L’année qui commence, qui compte quelques jours à peine, sera-t-elle bienfaisante et propice ? sera-t-elle pour notre pays éprouvé l’année de la délivrance, des réparations nécessaires, de l’activité patiente, régulière et féconde dans la sécurité reconquise ? Verra-t-elle renaître, au lieu des contentions passionnées et stériles, les émulations généreuses de toutes les bonnes volontés animées avant tout du patriotique désir de relever la puissance et l’honneur de la France ? C’est le secret de l’avenir de demain, de cet avenir qui devient à chaque instant le passé.

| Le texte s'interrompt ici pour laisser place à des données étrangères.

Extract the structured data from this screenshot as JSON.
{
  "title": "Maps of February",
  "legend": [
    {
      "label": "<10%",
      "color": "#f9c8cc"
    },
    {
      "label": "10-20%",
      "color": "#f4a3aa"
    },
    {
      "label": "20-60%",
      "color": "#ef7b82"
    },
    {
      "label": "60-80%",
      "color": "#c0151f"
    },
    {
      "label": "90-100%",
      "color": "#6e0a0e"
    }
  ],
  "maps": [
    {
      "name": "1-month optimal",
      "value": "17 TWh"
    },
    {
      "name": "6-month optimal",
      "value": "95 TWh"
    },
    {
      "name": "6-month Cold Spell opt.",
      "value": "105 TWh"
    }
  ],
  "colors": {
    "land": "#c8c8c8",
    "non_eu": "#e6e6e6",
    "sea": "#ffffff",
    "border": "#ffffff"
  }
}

Toujours est-il que cette année nouvelle a eu du moins la fortune de faire son entrée dans le monde honnêtement, modestement, sans bruit, sans agitations et sans orages. On n’a pas célébré sa naissance avec pompe dans les régions officielles comme aux temps où les cortèges défilaient aux Tuileries. Il n’y a pas eu même le plus petit discours aux réceptions de Versailles. Tout s’est passé avec simplicité, sans cérémonie, et en définitive rien n’est venu troubler ces premiers jours d’une année dont l’histoire ressemble jusqu’ici à celle des peuples heureux qui ont la bonne chance de ne pas faire parler d’eux. On dirait qu’un peu de ce souffle favorable qui est dans l’air et qui émousse les rigueurs ordinaires de la saison est passé dans les esprits. La politique est comme la température, elle s’est adoucie tout à coup après les violentes bourrasques de la fin de l’autre année. Lorsque l’assemblée se réunissait il y a deux mois, on ne parlait que de guerre, de gouvernement de combat, de crises inévitables ; on semblait marcher au milieu de toutes les passions prêtes à prendre feu. L’assemblée vient de se retrouver de nouveau à Versailles après quelques jours de vacances, elle a repris son œuvre avec le plus grand calme et de l’humeur la plus tranquille, comme si elle avait oublié pour le moment tout ce qui l’a émue et troublée il y a quelque temps.